Thursday, December 15, 2011

Sound familiar? The parallel between ancient Rome and America's

Henri Daniel-Rops, The Church of the Apostles and Martyrs 1948

Chapter: Rome and the Revolution of the Cross

The Cult of the State:

Thus at the very moment when the Empire was entering upon its Golden Age, the imperial religion was established- the cult of Rome and Augustus...had not the Egyptian Pharaohs accustomed their people to worshipping them as the incarnation of Amen-Rah for thousands of years past?

Even while Julius Caesar was alive he had been awarded quasi-divine honors under the name of Jupiter Julius, and his name is remembered in our modern month of July; on his death he was elevated to the rank of the heavenly gods. The same process occurred in Augustus’ case…


The Unintended Consequences of State Benefits:

As a result conquering other nations and bringing back booty "a large body of people of people sprang up in the great cities, particularly in Rome, who were largely unemployed all the time. They consisted of uprooted peasants, free workmen who could no longer find work, and foreigners from every corner of the Empire. This was an excellent breeding ground for all political cankers, and for all the forces of demoralization. The hard working Roman of olden days became the ‘client,’ the parasite, paid for his doubtful loyalty by the sportula [i.e. gift of food or money]. But a people cannot make a habit of beggary and idleness without tainting its soul. Cowardliness and cruelty speedily went hand in hand with the vice which, as the popular saying so rightly remarks, engenders all their soil; and, as a diversion, this idle crowd was to find in the circus a theatre for pleasure in which all vestige of human sensibility was finally degraded and destroyed."



The Family: A Vital Spot

But there was something even worse than this landside of society towards moral inertia; or, to put it more accurately, a second phenomenon existed alongside it, deriving from the same causes, and especially from the excessive enrichment of all sections of the population.
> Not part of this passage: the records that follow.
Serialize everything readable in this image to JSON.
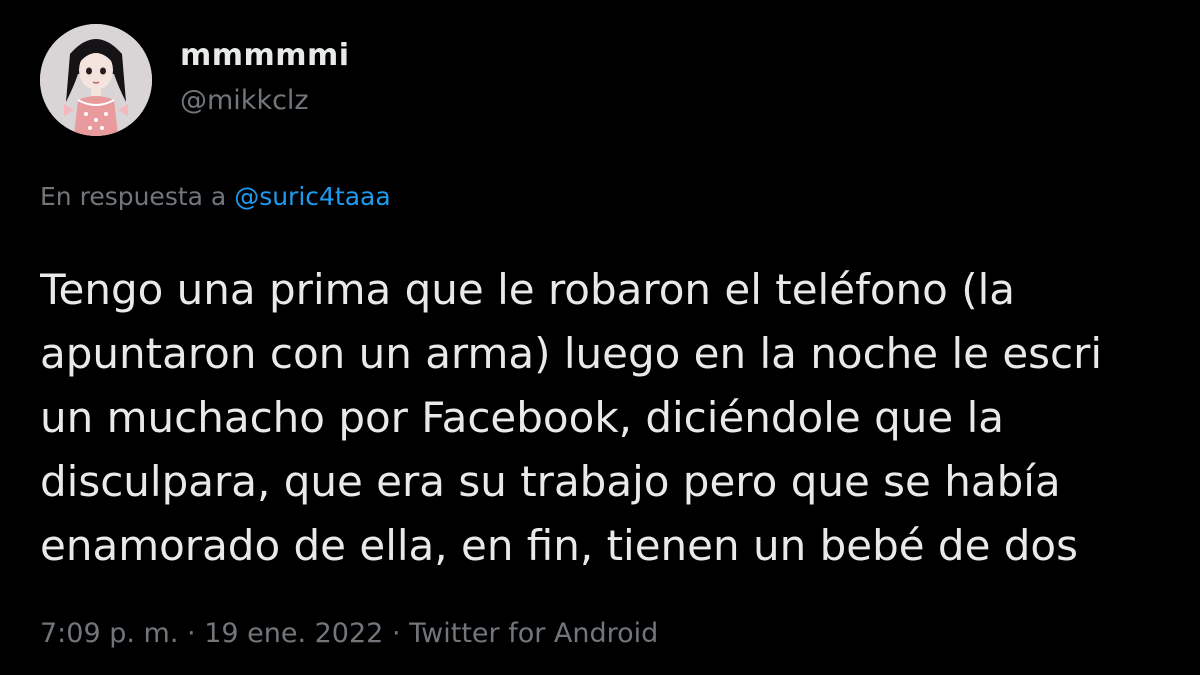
{
  "author": {
    "display_name": "mmmmmi",
    "handle": "@mikkclz",
    "avatar_icon": "profile-avatar-illustration"
  },
  "reply": {
    "prefix": "En respuesta a",
    "mention": "@suric4taaa"
  },
  "tweet": {
    "lines": [
      "Tengo una prima que le robaron el teléfono (la",
      "apuntaron con un arma) luego en la noche le escri",
      "un muchacho por Facebook, diciéndole que la",
      "disculpara, que era su trabajo pero que se había",
      "enamorado de ella, en fin, tienen un bebé de dos"
    ]
  },
  "meta": {
    "time": "7:09 p. m.",
    "separator": "·",
    "date": "19 ene. 2022",
    "source": "Twitter for Android"
  },
  "colors": {
    "background": "#000000",
    "text": "#e7e9ea",
    "secondary": "#71767b",
    "link": "#1d9bf0"
  }
}
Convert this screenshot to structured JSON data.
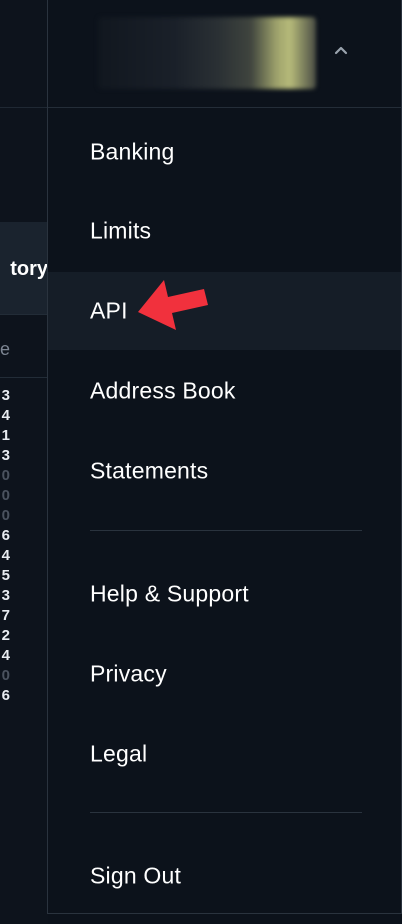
{
  "background": {
    "card_title": "tory",
    "subhead": "e",
    "digits": [
      "3",
      "4",
      "1",
      "3",
      "0",
      "0",
      "0",
      "6",
      "4",
      "5",
      "3",
      "7",
      "2",
      "4",
      "0",
      "6"
    ],
    "dim_digits": [
      4,
      5,
      6,
      14
    ]
  },
  "menu": {
    "account_toggle_icon": "chevron-up-icon",
    "items": [
      {
        "label": "Banking"
      },
      {
        "label": "Limits"
      },
      {
        "label": "API"
      },
      {
        "label": "Address Book"
      },
      {
        "label": "Statements"
      },
      {
        "label": "Help & Support"
      },
      {
        "label": "Privacy"
      },
      {
        "label": "Legal"
      },
      {
        "label": "Sign Out"
      }
    ],
    "active_index": 2
  },
  "annotation": {
    "icon": "red-arrow-icon",
    "color": "#f1313d"
  },
  "colors": {
    "background": "#0c121b",
    "active_row": "#151d27",
    "text": "#ffffff",
    "divider": "#2a333e"
  }
}
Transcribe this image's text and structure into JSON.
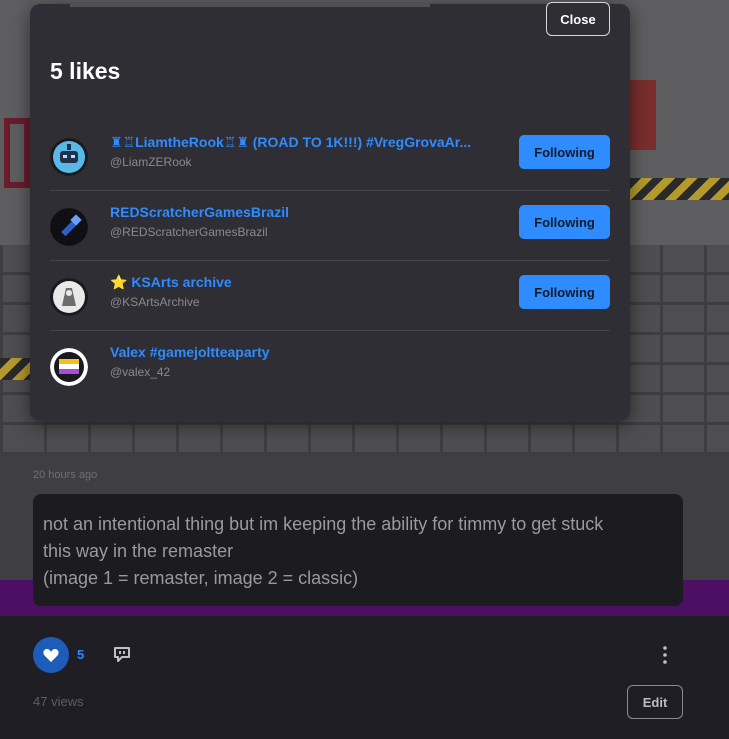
{
  "modal": {
    "title": "5 likes",
    "close_label": "Close",
    "users": [
      {
        "name": "♜♖LiamtheRook♖♜ (ROAD TO 1K!!!) #VregGrovaAr...",
        "handle": "@LiamZERook",
        "button": "Following",
        "avatar_icon": "robot-avatar"
      },
      {
        "name": "REDScratcherGamesBrazil",
        "handle": "@REDScratcherGamesBrazil",
        "button": "Following",
        "avatar_icon": "pixel-tool-avatar"
      },
      {
        "name": "⭐ KSArts archive",
        "handle": "@KSArtsArchive",
        "button": "Following",
        "avatar_icon": "sketch-avatar"
      },
      {
        "name": "Valex #gamejoltteaparty",
        "handle": "@valex_42",
        "button": null,
        "avatar_icon": "flag-avatar"
      }
    ]
  },
  "post": {
    "timestamp": "20 hours ago",
    "caption_lines": [
      "not an intentional thing but im keeping the ability for timmy to get stuck",
      "this way in the remaster",
      "(image 1 = remaster, image 2 = classic)"
    ],
    "like_count": "5",
    "views": "47 views",
    "edit_label": "Edit"
  },
  "colors": {
    "accent": "#2e8cff",
    "modal_bg": "#2f2e35",
    "page_bg": "#1f1e24",
    "purple": "#4b0f63"
  }
}
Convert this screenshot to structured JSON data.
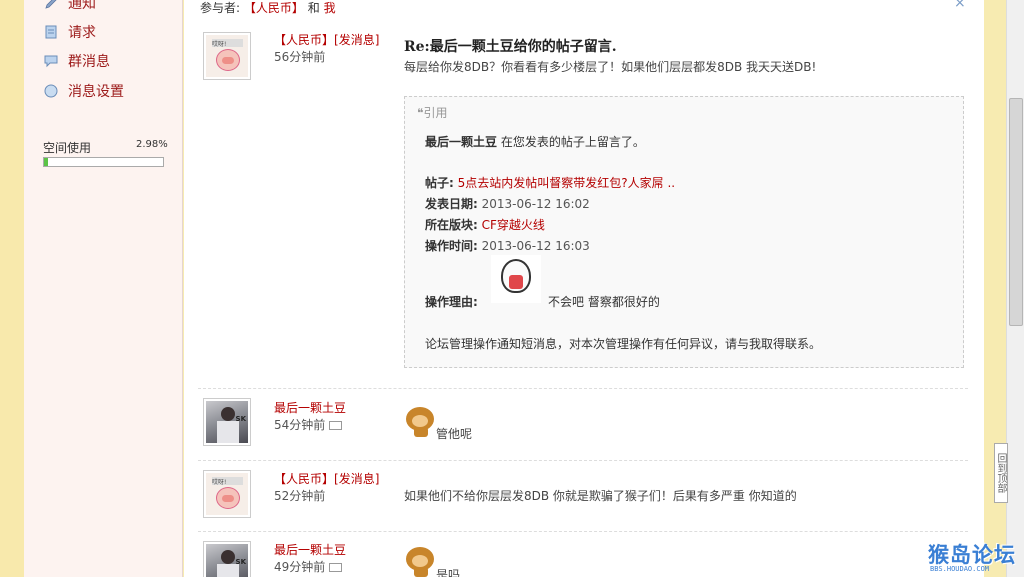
{
  "sidebar": {
    "items": [
      {
        "label": "通知",
        "icon": "pencil-icon"
      },
      {
        "label": "请求",
        "icon": "document-icon"
      },
      {
        "label": "群消息",
        "icon": "chat-icon"
      },
      {
        "label": "消息设置",
        "icon": "globe-icon"
      }
    ],
    "quota": {
      "label": "空间使用",
      "percent_text": "2.98%",
      "percent": 2.98
    }
  },
  "header": {
    "participants_label": "参与者:",
    "participant1": "【人民币】",
    "joiner": "和",
    "participant2": "我",
    "close": "×"
  },
  "messages": [
    {
      "user": "【人民币】",
      "tag": "[发消息]",
      "time": "56分钟前",
      "title": "Re:最后一颗土豆给你的帖子留言.",
      "subtitle": "每层给你发8DB？你看看有多少楼层了！如果他们层层都发8DB 我天天送DB!",
      "quote": {
        "header": "引用",
        "line1_user": "最后一颗土豆",
        "line1_text": " 在您发表的帖子上留言了。",
        "post_label": "帖子:",
        "post_link": "5点去站内发帖叫督察带发红包?人家屌 ..",
        "date_label": "发表日期:",
        "date_value": "2013-06-12 16:02",
        "board_label": "所在版块:",
        "board_link": "CF穿越火线",
        "op_time_label": "操作时间:",
        "op_time_value": "2013-06-12 16:03",
        "reason_label": "操作理由:",
        "reason_text": "不会吧 督察都很好的",
        "footer": "论坛管理操作通知短消息，对本次管理操作有任何异议，请与我取得联系。"
      }
    },
    {
      "user": "最后一颗土豆",
      "time": "54分钟前",
      "text": "管他呢"
    },
    {
      "user": "【人民币】",
      "tag": "[发消息]",
      "time": "52分钟前",
      "text": "如果他们不给你层层发8DB 你就是欺骗了猴子们！后果有多严重 你知道的"
    },
    {
      "user": "最后一颗土豆",
      "time": "49分钟前",
      "text": "是吗"
    }
  ],
  "scroll": {
    "back_to_top": "回到顶部"
  },
  "watermark": {
    "big": "猴岛论坛",
    "small": "BBS.HOUDAO.COM"
  }
}
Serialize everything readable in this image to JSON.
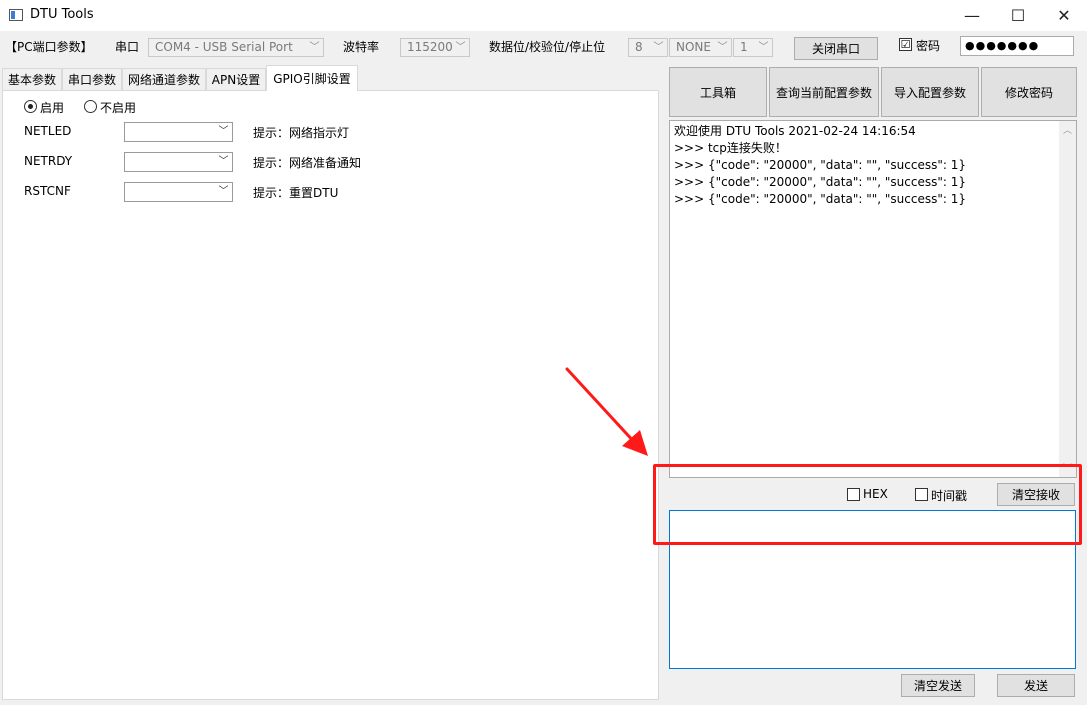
{
  "window": {
    "title": "DTU Tools",
    "minimize_glyph": "—",
    "maximize_glyph": "☐",
    "close_glyph": "✕",
    "icon": "app-window-icon"
  },
  "toolbar": {
    "section_label": "【PC端口参数】",
    "port_label": "串口",
    "port_value": "COM4 - USB Serial Port",
    "baud_label": "波特率",
    "baud_value": "115200",
    "format_label": "数据位/校验位/停止位",
    "databits_value": "8",
    "parity_value": "NONE",
    "stopbits_value": "1",
    "close_port_button": "关闭串口",
    "password_checkbox_label": "密码",
    "password_checked": "☑",
    "password_value": "●●●●●●●"
  },
  "tabs": [
    {
      "label": "基本参数"
    },
    {
      "label": "串口参数"
    },
    {
      "label": "网络通道参数"
    },
    {
      "label": "APN设置"
    },
    {
      "label": "GPIO引脚设置"
    }
  ],
  "gpio": {
    "enable_label": "启用",
    "disable_label": "不启用",
    "rows": [
      {
        "name": "NETLED",
        "value": "",
        "hint": "提示：网络指示灯"
      },
      {
        "name": "NETRDY",
        "value": "",
        "hint": "提示：网络准备通知"
      },
      {
        "name": "RSTCNF",
        "value": "",
        "hint": "提示：重置DTU"
      }
    ]
  },
  "actions": {
    "toolbox": "工具箱",
    "query_config": "查询当前配置参数",
    "import_config": "导入配置参数",
    "change_password": "修改密码"
  },
  "log": {
    "lines": [
      "欢迎使用 DTU Tools 2021-02-24 14:16:54",
      ">>> tcp连接失败！",
      ">>> {\"code\": \"20000\", \"data\": \"\", \"success\": 1}",
      ">>> {\"code\": \"20000\", \"data\": \"\", \"success\": 1}",
      ">>> {\"code\": \"20000\", \"data\": \"\", \"success\": 1}"
    ]
  },
  "receive_options": {
    "hex_label": "HEX",
    "timestamp_label": "时间戳",
    "clear_receive": "清空接收"
  },
  "send": {
    "input_value": "",
    "clear_send": "清空发送",
    "send_button": "发送"
  },
  "colors": {
    "highlight": "#ff1a1a",
    "focus_border": "#0078d7"
  }
}
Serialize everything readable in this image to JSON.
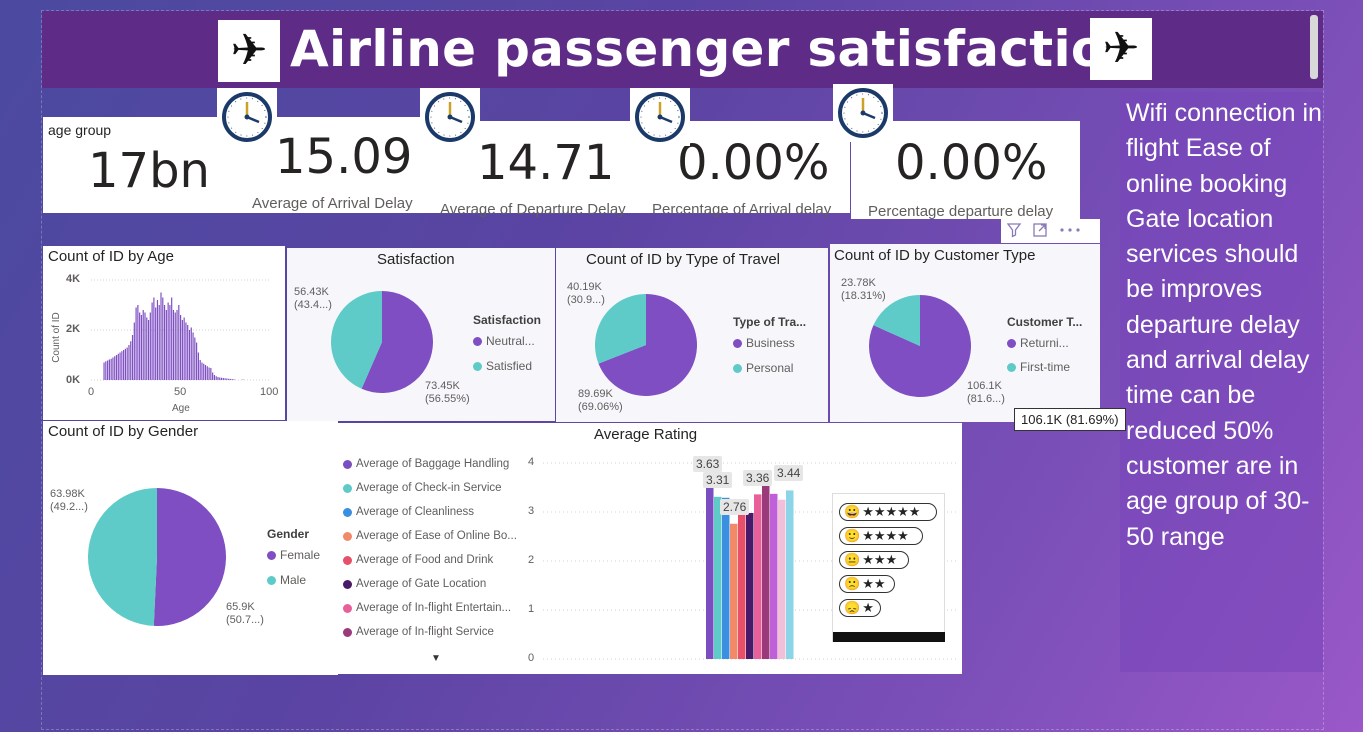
{
  "header": {
    "title": "Airline passenger satisfaction"
  },
  "kpis": [
    {
      "label": "age group",
      "value": "17bn"
    },
    {
      "label": "Average of Arrival Delay",
      "value": "15.09"
    },
    {
      "label": "Average of Departure Delay",
      "value": "14.71"
    },
    {
      "label": "Percentage of Arrival delay",
      "value": "0.00%"
    },
    {
      "label": "Percentage departure delay",
      "value": "0.00%"
    }
  ],
  "age_chart": {
    "title": "Count of ID by Age",
    "xlabel": "Age",
    "ylabel": "Count of ID",
    "y_ticks": [
      "4K",
      "2K",
      "0K"
    ],
    "x_ticks": [
      "0",
      "50",
      "100"
    ]
  },
  "satisfaction": {
    "title": "Satisfaction",
    "legend_title": "Satisfaction",
    "legend": [
      "Neutral...",
      "Satisfied"
    ],
    "label_a": [
      "56.43K",
      "(43.4...)"
    ],
    "label_b": [
      "73.45K",
      "(56.55%)"
    ]
  },
  "travel_type": {
    "title": "Count of ID by Type of Travel",
    "legend_title": "Type of Tra...",
    "legend": [
      "Business",
      "Personal"
    ],
    "label_a": [
      "40.19K",
      "(30.9...)"
    ],
    "label_b": [
      "89.69K",
      "(69.06%)"
    ]
  },
  "customer_type": {
    "title": "Count of ID by Customer Type",
    "legend_title": "Customer T...",
    "legend": [
      "Returni...",
      "First-time"
    ],
    "label_a": [
      "23.78K",
      "(18.31%)"
    ],
    "label_b": [
      "106.1K",
      "(81.6...)"
    ],
    "tooltip": "106.1K (81.69%)"
  },
  "gender": {
    "title": "Count of ID by Gender",
    "legend_title": "Gender",
    "legend": [
      "Female",
      "Male"
    ],
    "label_a": [
      "63.98K",
      "(49.2...)"
    ],
    "label_b": [
      "65.9K",
      "(50.7...)"
    ]
  },
  "rating": {
    "title": "Average Rating",
    "legend": [
      "Average of Baggage Handling",
      "Average of Check-in Service",
      "Average of Cleanliness",
      "Average of Ease of Online Bo...",
      "Average of Food and Drink",
      "Average of Gate Location",
      "Average of In-flight Entertain...",
      "Average of In-flight Service"
    ],
    "y_ticks": [
      "4",
      "3",
      "2",
      "1",
      "0"
    ],
    "bar_labels": [
      "3.63",
      "3.31",
      "2.76",
      "3.36",
      "3.44"
    ]
  },
  "notes": {
    "text": "Wifi connection in flight Ease of online booking Gate location services should be improves departure delay and arrival delay time can be reduced 50% customer are in age group of 30-50 range"
  },
  "colors": {
    "purple": "#7e4ec2",
    "teal": "#5ecbc8",
    "banner": "#5e2b86"
  },
  "chart_data": [
    {
      "type": "bar",
      "title": "Count of ID by Age",
      "xlabel": "Age",
      "ylabel": "Count of ID",
      "ylim": [
        0,
        4000
      ],
      "xlim": [
        0,
        100
      ],
      "x": [
        7,
        8,
        9,
        10,
        11,
        12,
        13,
        14,
        15,
        16,
        17,
        18,
        19,
        20,
        21,
        22,
        23,
        24,
        25,
        26,
        27,
        28,
        29,
        30,
        31,
        32,
        33,
        34,
        35,
        36,
        37,
        38,
        39,
        40,
        41,
        42,
        43,
        44,
        45,
        46,
        47,
        48,
        49,
        50,
        51,
        52,
        53,
        54,
        55,
        56,
        57,
        58,
        59,
        60,
        61,
        62,
        63,
        64,
        65,
        66,
        67,
        68,
        69,
        70,
        71,
        72,
        73,
        74,
        75,
        76,
        77,
        78,
        79,
        80,
        85
      ],
      "values": [
        700,
        750,
        780,
        820,
        850,
        900,
        950,
        1000,
        1050,
        1100,
        1150,
        1200,
        1250,
        1300,
        1400,
        1550,
        1800,
        2300,
        2900,
        3000,
        2700,
        2600,
        2800,
        2700,
        2500,
        2400,
        2700,
        3100,
        3300,
        2900,
        3200,
        3000,
        3500,
        3300,
        3000,
        2800,
        3100,
        3000,
        3300,
        2800,
        2700,
        2800,
        3000,
        2600,
        2400,
        2500,
        2300,
        2200,
        2000,
        2100,
        1900,
        1700,
        1500,
        1100,
        800,
        700,
        650,
        600,
        550,
        500,
        480,
        300,
        200,
        150,
        120,
        100,
        90,
        80,
        70,
        60,
        50,
        40,
        35,
        30,
        20
      ]
    },
    {
      "type": "pie",
      "title": "Satisfaction",
      "categories": [
        "Neutral...",
        "Satisfied"
      ],
      "values": [
        73450,
        56430
      ],
      "percents": [
        56.55,
        43.45
      ]
    },
    {
      "type": "pie",
      "title": "Count of ID by Type of Travel",
      "categories": [
        "Business",
        "Personal"
      ],
      "values": [
        89690,
        40190
      ],
      "percents": [
        69.06,
        30.94
      ]
    },
    {
      "type": "pie",
      "title": "Count of ID by Customer Type",
      "categories": [
        "Returni...",
        "First-time"
      ],
      "values": [
        106100,
        23780
      ],
      "percents": [
        81.69,
        18.31
      ]
    },
    {
      "type": "pie",
      "title": "Count of ID by Gender",
      "categories": [
        "Female",
        "Male"
      ],
      "values": [
        65900,
        63980
      ],
      "percents": [
        50.74,
        49.26
      ]
    },
    {
      "type": "bar",
      "title": "Average Rating",
      "ylim": [
        0,
        4
      ],
      "series": [
        {
          "name": "Average of Baggage Handling",
          "color": "#7a4ec0",
          "values": [
            3.63
          ]
        },
        {
          "name": "Average of Check-in Service",
          "color": "#5ecbc8",
          "values": [
            3.31
          ]
        },
        {
          "name": "Average of Cleanliness",
          "color": "#3a8fe0",
          "values": [
            3.29
          ]
        },
        {
          "name": "Average of Ease of Online Bo...",
          "color": "#f28a6a",
          "values": [
            2.76
          ]
        },
        {
          "name": "Average of Food and Drink",
          "color": "#e8506a",
          "values": [
            3.21
          ]
        },
        {
          "name": "Average of Gate Location",
          "color": "#4a1a6a",
          "values": [
            2.98
          ]
        },
        {
          "name": "Average of In-flight Entertain...",
          "color": "#e8609a",
          "values": [
            3.36
          ]
        },
        {
          "name": "Average of In-flight Service",
          "color": "#9a3a7a",
          "values": [
            3.64
          ]
        },
        {
          "name": "",
          "color": "#c060d8",
          "values": [
            3.37
          ]
        },
        {
          "name": "",
          "color": "#f0c0d8",
          "values": [
            3.25
          ]
        },
        {
          "name": "",
          "color": "#8cd4e8",
          "values": [
            3.44
          ]
        }
      ]
    }
  ]
}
Roman society was attacked in its most vital spot, at the source which sustains all societies; the structure of the family was shaken to its roots, and the birth-rate began to fall. The mother of the Gracchi had borne twelve children; and the beginning of the second century A.D. parents who had as many as three were to be praised as quite exceptional. Men shirked marriage and its obligations: had not the orbitas, the bachelor, all the advantages the principal being to assure the rich man of a permanently faithful following of expectant heirs? And, after all, he was depriving himself of nothing, since slavery provided him with bed companions who were more docile than any legal wife, and who, moreover, could be exchanged whenever he wanted. Abortion and the ‘exposing’ of the new-born babies(in other words in wanton abandonment0 acquiring terrifying proportions: in Trajan’s reign one inscription gives the precise information that, of 181 new-born infants, 179 were legitimate, and that the latter figure included only 35 girls. This proves how lightly people disposed of their daughters and their bastards. As for divorce, it became so common place that no one attempted to provide reasonable justification for it any more: the simple desire for change sufficed.


Insufficiency of Political Remedies:

Was there any attempt to halt this moral disintegration? States have always shown themselves completely incapable of restoring their moral foundations once they have allowed them to weaken. The Roman rulers were far from being unaware of the peril, but their good intentions were absurdly useless, in view of the strength of the forces which were driving their society on to ruin. Augustus’s example is cogent evidence of this. He promulgated countless laws with the loftiest of moral intentions, in an effort to fight the twin scourges of adultery and divorce…And in addition, was it not Augustus himself who, by creating the Annonan Prefecture, which was entrusted with the task of providing the people with free food, gave idleness official sanction?

At the beginning of the third century, when Dion Cassius took over the consulship, he was to find three thousand cases of adultery entered on the list of pleas, relating to Rome alone. When a crime becomes universal can it really go on being regarded as a crime?"


State Edict and Conscience:

The substitution of the State edict for the individual conscience is always a sure sign of decadence, in every country and in every age. A nation is indeed sick at heart if in order to live decently and to produce children it needs a series of subsidies and rules to enable it to do so…It was no longer for the emperor and his jurists to attempt to restore the healthy foundations of Roman society. Nothing less than a radical change in the very bases of morality itself, and in its effects upon the individual’s mind, would now suffice.